Nutrition balance score
Unbalanced
Glycemic Index
23
Low
Nutrition per serving
Calories1582.6 kcal (79%)
Total Fat126.9 g (181%)
Carbs17.6 g (7%)
Sugars9.3 g (10%)
Protein80.5 g (161%)
Sodium362.3 mg (18%)
Fiber1.6 g (6%)
% Daily Values based on a 2,000 calorie diet
Ingredients
0 servings
Instructions
Step 1
Put a large, heavy sauté pan over medium heat, and melt 4 tablespoons of the butter until it begins to foam. Add the shallots, and sauté them until translucent, being careful not to allow them to brown. After another minute or two, as the onion is starting to soften and become translucent, add the liver and thyme.

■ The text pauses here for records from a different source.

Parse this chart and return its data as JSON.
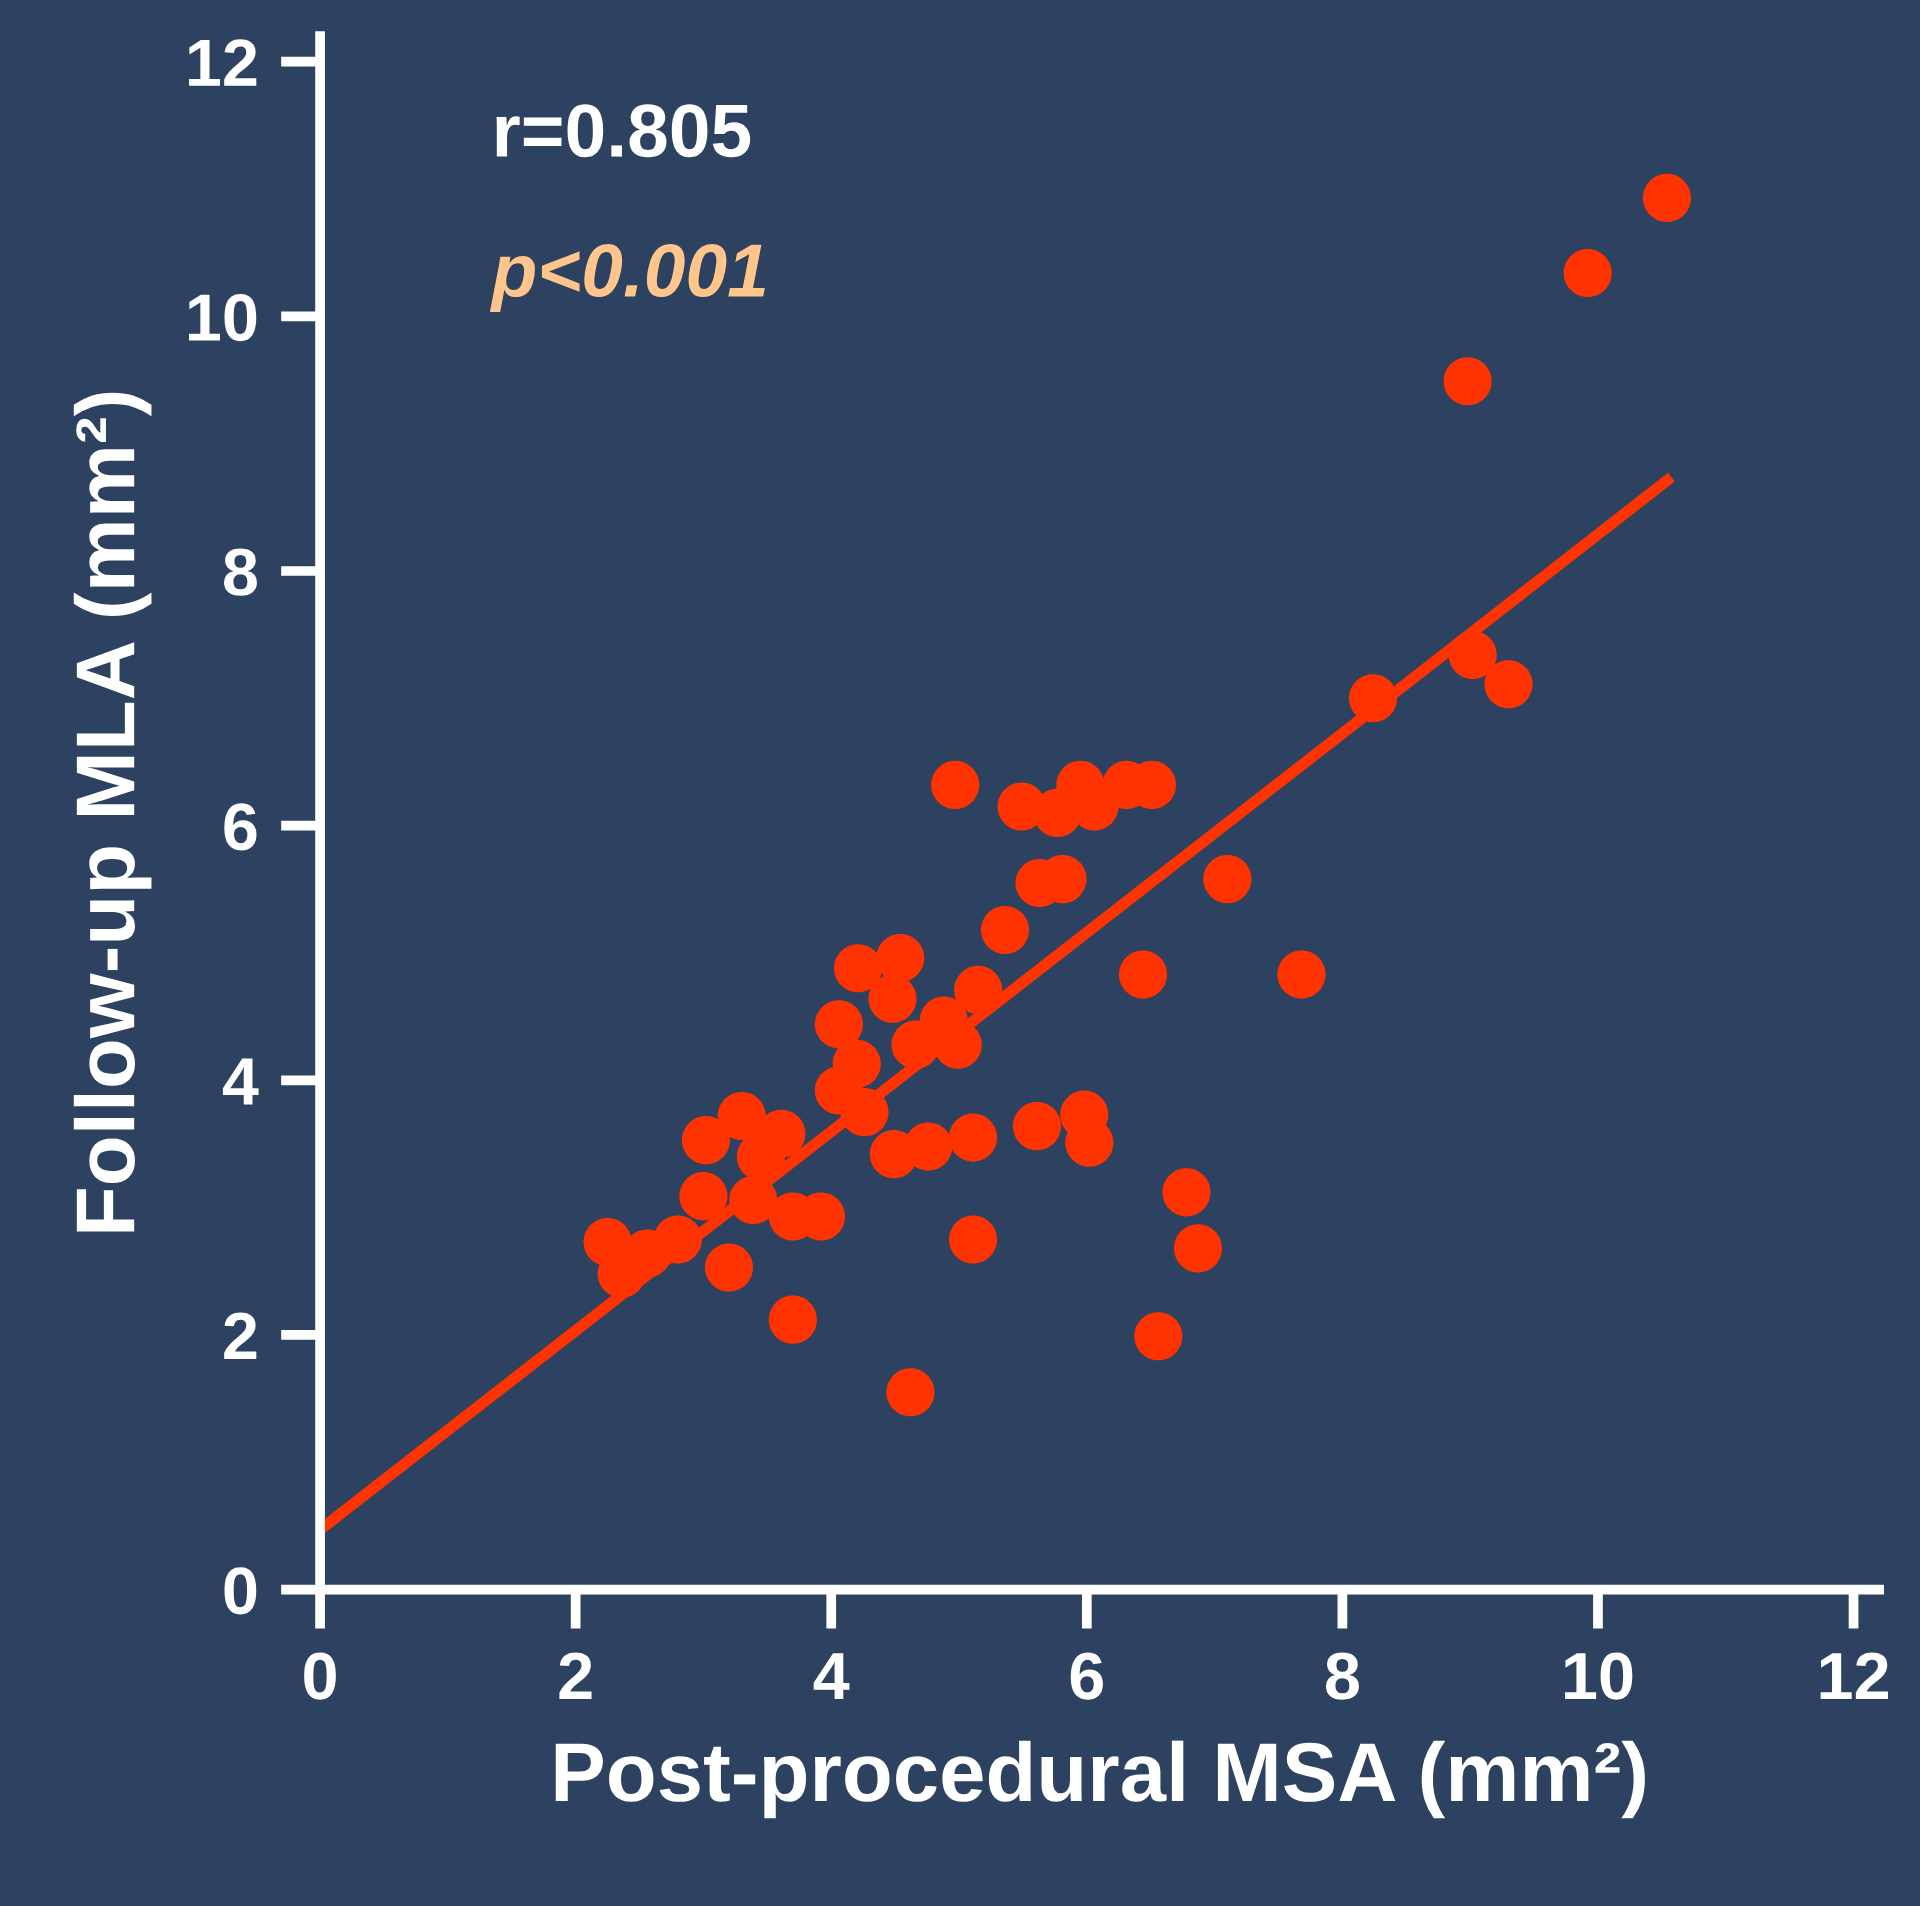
{
  "chart_data": {
    "type": "scatter",
    "xlabel": "Post-procedural MSA (mm²)",
    "ylabel": "Follow-up MLA (mm²)",
    "annotations": [
      "r=0.805",
      "p<0.001"
    ],
    "xlim": [
      0,
      12.2
    ],
    "ylim": [
      0,
      12.2
    ],
    "xticks": [
      0,
      2,
      4,
      6,
      8,
      10,
      12
    ],
    "yticks": [
      0,
      2,
      4,
      6,
      8,
      10,
      12
    ],
    "grid": false,
    "legend": false,
    "marker": "circle",
    "series": [
      {
        "color": "#ff3300",
        "x": [
          10.54,
          9.92,
          8.98,
          9.02,
          9.3,
          8.24,
          7.1,
          7.68,
          6.44,
          4.97,
          5.49,
          5.77,
          5.95,
          6.06,
          6.31,
          6.51,
          5.63,
          5.81,
          5.36,
          5.15,
          4.21,
          4.54,
          4.06,
          4.48,
          4.88,
          4.99,
          4.66,
          4.2,
          4.06,
          4.26,
          4.49,
          4.76,
          5.11,
          5.61,
          5.98,
          6.02,
          3.3,
          3.02,
          3.61,
          3.45,
          3.39,
          3.0,
          3.7,
          3.92,
          3.2,
          2.25,
          2.36,
          2.56,
          2.8,
          3.7,
          5.11,
          4.62,
          6.78,
          6.87,
          6.56
        ],
        "values": [
          10.93,
          10.34,
          9.49,
          7.34,
          7.11,
          7.0,
          5.58,
          4.83,
          4.83,
          6.32,
          6.15,
          6.1,
          6.32,
          6.15,
          6.32,
          6.32,
          5.55,
          5.58,
          5.18,
          4.71,
          4.88,
          4.96,
          4.44,
          4.64,
          4.47,
          4.28,
          4.28,
          4.13,
          3.92,
          3.75,
          3.42,
          3.48,
          3.55,
          3.64,
          3.73,
          3.51,
          3.72,
          3.53,
          3.58,
          3.4,
          3.06,
          3.09,
          2.93,
          2.93,
          2.53,
          2.73,
          2.48,
          2.64,
          2.75,
          2.12,
          2.75,
          1.55,
          3.12,
          2.68,
          1.99
        ]
      },
      {
        "type": "line",
        "color": "#ff3300",
        "x": [
          0,
          10.54
        ],
        "values": [
          0.47,
          8.71
        ],
        "marker": "none",
        "line_style": "solid"
      }
    ]
  }
}
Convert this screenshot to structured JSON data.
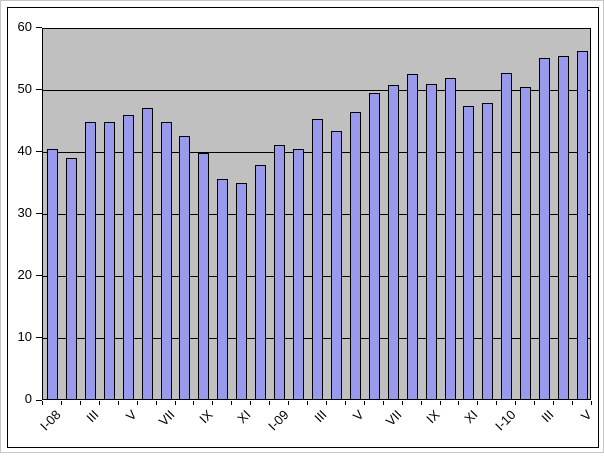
{
  "chart_data": {
    "type": "bar",
    "title": "",
    "xlabel": "",
    "ylabel": "",
    "n_bars": 29,
    "values": [
      40.4,
      38.8,
      44.7,
      44.6,
      45.8,
      47.0,
      44.7,
      42.4,
      39.6,
      35.5,
      34.9,
      37.7,
      41.0,
      40.3,
      45.1,
      43.3,
      46.3,
      49.4,
      50.7,
      52.4,
      50.8,
      51.7,
      47.3,
      47.7,
      52.5,
      50.4,
      55.0,
      55.4,
      56.2
    ],
    "x_visible_tick_labels": [
      "I-08",
      "III",
      "V",
      "VII",
      "IX",
      "XI",
      "I-09",
      "III",
      "V",
      "VII",
      "IX",
      "XI",
      "I-10",
      "III",
      "V"
    ],
    "x_label_every": 2,
    "x_label_start_index": 0,
    "yticks": [
      0,
      10,
      20,
      30,
      40,
      50,
      60
    ],
    "ylim": [
      0,
      60
    ],
    "grid": "horizontal-major",
    "legend": "none",
    "colors": {
      "bar_fill": "#9a9aec",
      "bar_border": "#000000",
      "plot_bg": "#c0c0c0",
      "gridline": "#000000",
      "axis_text": "#000000",
      "frame_border": "#000000"
    }
  }
}
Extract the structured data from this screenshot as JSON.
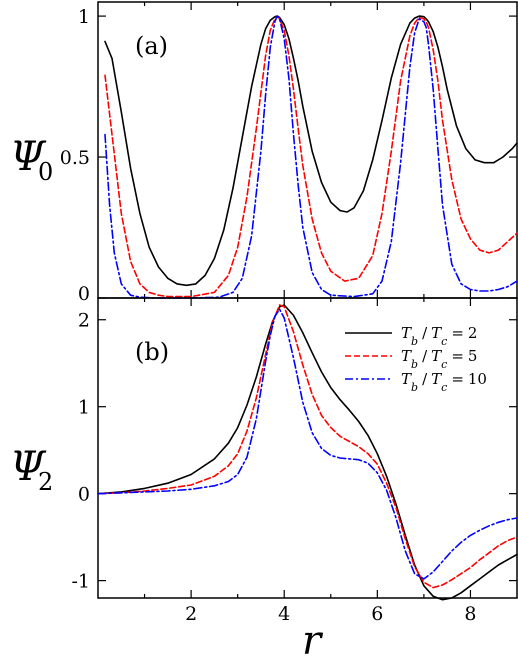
{
  "chart_data": [
    {
      "type": "line",
      "panel_label": "(a)",
      "ylabel": "Ψ",
      "ylabel_subscript": "0",
      "xlabel": "",
      "xlim": [
        0,
        9
      ],
      "ylim": [
        0,
        1.05
      ],
      "xticks": [
        "2",
        "4",
        "6",
        "8"
      ],
      "yticks": [
        "0",
        "0.5",
        "1"
      ],
      "series": [
        {
          "color": "#000000",
          "dash": "solid",
          "x": [
            0.15,
            0.3,
            0.5,
            0.7,
            0.9,
            1.1,
            1.3,
            1.5,
            1.7,
            1.9,
            2.1,
            2.3,
            2.5,
            2.7,
            2.9,
            3.1,
            3.3,
            3.5,
            3.6,
            3.7,
            3.8,
            3.85,
            3.9,
            4.0,
            4.1,
            4.2,
            4.3,
            4.4,
            4.6,
            4.8,
            5.0,
            5.2,
            5.35,
            5.5,
            5.7,
            5.9,
            6.1,
            6.3,
            6.5,
            6.7,
            6.8,
            6.9,
            7.0,
            7.05,
            7.1,
            7.2,
            7.3,
            7.4,
            7.5,
            7.7,
            7.9,
            8.1,
            8.3,
            8.5,
            8.7,
            8.9,
            9.0
          ],
          "y": [
            0.91,
            0.85,
            0.66,
            0.46,
            0.3,
            0.18,
            0.11,
            0.07,
            0.05,
            0.045,
            0.05,
            0.08,
            0.14,
            0.24,
            0.39,
            0.57,
            0.75,
            0.9,
            0.955,
            0.985,
            0.998,
            1.0,
            0.995,
            0.97,
            0.92,
            0.85,
            0.77,
            0.68,
            0.52,
            0.41,
            0.34,
            0.31,
            0.305,
            0.32,
            0.38,
            0.49,
            0.63,
            0.78,
            0.9,
            0.975,
            0.993,
            1.0,
            0.998,
            0.99,
            0.98,
            0.945,
            0.89,
            0.82,
            0.74,
            0.61,
            0.53,
            0.49,
            0.48,
            0.48,
            0.5,
            0.53,
            0.55
          ]
        },
        {
          "color": "#ff0000",
          "dash": "dashed",
          "x": [
            0.15,
            0.3,
            0.5,
            0.7,
            0.9,
            1.1,
            1.3,
            1.5,
            2.0,
            2.5,
            2.8,
            3.0,
            3.2,
            3.4,
            3.6,
            3.7,
            3.8,
            3.85,
            3.9,
            4.0,
            4.1,
            4.2,
            4.3,
            4.4,
            4.6,
            4.8,
            5.0,
            5.3,
            5.6,
            5.9,
            6.1,
            6.3,
            6.5,
            6.7,
            6.8,
            6.9,
            7.0,
            7.05,
            7.1,
            7.2,
            7.3,
            7.4,
            7.6,
            7.8,
            8.0,
            8.2,
            8.4,
            8.6,
            8.8,
            9.0
          ],
          "y": [
            0.79,
            0.58,
            0.3,
            0.13,
            0.05,
            0.02,
            0.01,
            0.005,
            0.005,
            0.02,
            0.08,
            0.18,
            0.36,
            0.6,
            0.86,
            0.95,
            0.99,
            1.0,
            0.99,
            0.95,
            0.86,
            0.74,
            0.6,
            0.47,
            0.28,
            0.16,
            0.095,
            0.06,
            0.07,
            0.15,
            0.3,
            0.52,
            0.77,
            0.93,
            0.975,
            0.995,
            0.99,
            0.98,
            0.96,
            0.88,
            0.77,
            0.63,
            0.42,
            0.28,
            0.21,
            0.17,
            0.16,
            0.17,
            0.2,
            0.23
          ]
        },
        {
          "color": "#0000ff",
          "dash": "dashdot",
          "x": [
            0.15,
            0.25,
            0.35,
            0.5,
            0.7,
            0.9,
            1.2,
            2.0,
            2.6,
            2.9,
            3.1,
            3.3,
            3.5,
            3.6,
            3.7,
            3.8,
            3.85,
            3.9,
            4.0,
            4.1,
            4.2,
            4.3,
            4.4,
            4.6,
            4.8,
            5.0,
            5.5,
            5.9,
            6.1,
            6.3,
            6.5,
            6.7,
            6.8,
            6.9,
            7.0,
            7.05,
            7.1,
            7.2,
            7.3,
            7.4,
            7.6,
            7.8,
            8.0,
            8.2,
            8.4,
            8.6,
            8.8,
            9.0
          ],
          "y": [
            0.58,
            0.33,
            0.16,
            0.05,
            0.01,
            0.003,
            0.0,
            0.0,
            0.003,
            0.02,
            0.07,
            0.22,
            0.52,
            0.72,
            0.89,
            0.98,
            1.0,
            0.99,
            0.92,
            0.78,
            0.58,
            0.4,
            0.25,
            0.09,
            0.03,
            0.01,
            0.005,
            0.015,
            0.06,
            0.2,
            0.48,
            0.82,
            0.94,
            0.99,
            0.98,
            0.96,
            0.9,
            0.74,
            0.53,
            0.33,
            0.12,
            0.05,
            0.03,
            0.025,
            0.025,
            0.03,
            0.04,
            0.06
          ]
        }
      ]
    },
    {
      "type": "line",
      "panel_label": "(b)",
      "ylabel": "Ψ",
      "ylabel_subscript": "2",
      "xlabel": "r",
      "xlim": [
        0,
        9
      ],
      "ylim": [
        -1.2,
        2.25
      ],
      "xticks": [
        "2",
        "4",
        "6",
        "8"
      ],
      "yticks": [
        "-1",
        "0",
        "1",
        "2"
      ],
      "legend": {
        "placement": "top-right",
        "entries": [
          {
            "ratio_value": "2",
            "color": "#000000",
            "dash": "solid"
          },
          {
            "ratio_value": "5",
            "color": "#ff0000",
            "dash": "dashed"
          },
          {
            "ratio_value": "10",
            "color": "#0000ff",
            "dash": "dashdot"
          }
        ],
        "label_parts": {
          "t": "T",
          "b": "b",
          "slash": "/",
          "c": "c",
          "eq": "="
        }
      },
      "series": [
        {
          "color": "#000000",
          "dash": "solid",
          "x": [
            0.0,
            0.5,
            1.0,
            1.5,
            2.0,
            2.5,
            2.8,
            3.0,
            3.2,
            3.4,
            3.6,
            3.75,
            3.9,
            4.0,
            4.2,
            4.4,
            4.6,
            4.8,
            5.0,
            5.2,
            5.4,
            5.6,
            5.8,
            6.0,
            6.2,
            6.4,
            6.6,
            6.8,
            7.0,
            7.2,
            7.4,
            7.6,
            7.8,
            8.0,
            8.2,
            8.4,
            8.6,
            8.8,
            9.0
          ],
          "y": [
            0.0,
            0.02,
            0.06,
            0.12,
            0.22,
            0.4,
            0.58,
            0.76,
            1.02,
            1.34,
            1.72,
            1.98,
            2.15,
            2.17,
            2.05,
            1.85,
            1.62,
            1.4,
            1.22,
            1.08,
            0.96,
            0.83,
            0.67,
            0.46,
            0.2,
            -0.12,
            -0.48,
            -0.82,
            -1.06,
            -1.18,
            -1.22,
            -1.2,
            -1.14,
            -1.06,
            -0.98,
            -0.9,
            -0.82,
            -0.76,
            -0.7
          ]
        },
        {
          "color": "#ff0000",
          "dash": "dashed",
          "x": [
            0.0,
            0.5,
            1.0,
            1.5,
            2.0,
            2.5,
            2.8,
            3.0,
            3.2,
            3.4,
            3.6,
            3.75,
            3.9,
            4.0,
            4.2,
            4.4,
            4.6,
            4.8,
            5.0,
            5.2,
            5.4,
            5.6,
            5.8,
            6.0,
            6.2,
            6.4,
            6.6,
            6.8,
            7.0,
            7.2,
            7.4,
            7.6,
            7.8,
            8.0,
            8.2,
            8.4,
            8.6,
            8.8,
            9.0
          ],
          "y": [
            0.0,
            0.01,
            0.03,
            0.06,
            0.1,
            0.2,
            0.32,
            0.46,
            0.72,
            1.1,
            1.6,
            1.97,
            2.17,
            2.15,
            1.86,
            1.48,
            1.14,
            0.9,
            0.76,
            0.66,
            0.6,
            0.54,
            0.46,
            0.34,
            0.12,
            -0.16,
            -0.52,
            -0.84,
            -1.02,
            -1.08,
            -1.05,
            -0.99,
            -0.92,
            -0.85,
            -0.76,
            -0.68,
            -0.6,
            -0.54,
            -0.5
          ]
        },
        {
          "color": "#0000ff",
          "dash": "dashdot",
          "x": [
            0.0,
            0.5,
            1.0,
            1.5,
            2.0,
            2.5,
            2.8,
            3.0,
            3.2,
            3.4,
            3.6,
            3.7,
            3.8,
            3.9,
            4.0,
            4.2,
            4.4,
            4.6,
            4.8,
            5.0,
            5.2,
            5.4,
            5.6,
            5.8,
            6.0,
            6.2,
            6.4,
            6.6,
            6.8,
            7.0,
            7.2,
            7.4,
            7.6,
            7.8,
            8.0,
            8.2,
            8.4,
            8.6,
            8.8,
            9.0
          ],
          "y": [
            0.0,
            0.01,
            0.02,
            0.03,
            0.05,
            0.09,
            0.14,
            0.22,
            0.42,
            0.86,
            1.52,
            1.82,
            2.04,
            2.12,
            2.02,
            1.56,
            1.05,
            0.7,
            0.52,
            0.44,
            0.41,
            0.4,
            0.39,
            0.35,
            0.24,
            0.04,
            -0.28,
            -0.66,
            -0.92,
            -0.98,
            -0.9,
            -0.78,
            -0.66,
            -0.56,
            -0.48,
            -0.42,
            -0.37,
            -0.33,
            -0.3,
            -0.28
          ]
        }
      ]
    }
  ]
}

Cook for around 3 minutes on each side until lightly cooked on the outside but still pink in the middle. Add the brandy to the skillet/pan and stir gently to help the brandy evaporate off the alcohol and reduce. After a minute or two it will become almost syrup-like, then remove from the heat. Cook, occasionally stirring the livers around in the pan with a spoon, until the wine has reduced and the livers are lightly browned but still very soft and pink on the inside, approximately 5 minutes.
Step 2
Remove the pan from the stove, and put its contents into a blender or food processor, along with the cream and the remaining butter. Purée until smooth, adding a little more cream if necessary. Taste and adjust seasoning, adding salt if necessary.
Step 3
Pack the pâté into a glass jar or bowl, then smooth the top with a spatula. Cover with plastic wrap and refrigerate until firm, about two hours or up to five days. Serve with bacon-onion jam and copious amounts of toast. Without a layer on top, it will keep just a day or two in the fridge. With the protective layer of butter, it will keep for around 5 days. To use the pate soon, store it in the fridge.
Step 4
Chicken liver pâté freezes well; just let it thaw in the refrigerator overnight or for several hours before serving. If you're making it the day you want to serve it, be sure to give it several hours in the refrigerator to firm up first. For longer storage, you can freeze it for a couple of months though make sure it is well sealed. Either way, it's worth dividing the pate into smaller dishes so you only need to have a small amount open at a time.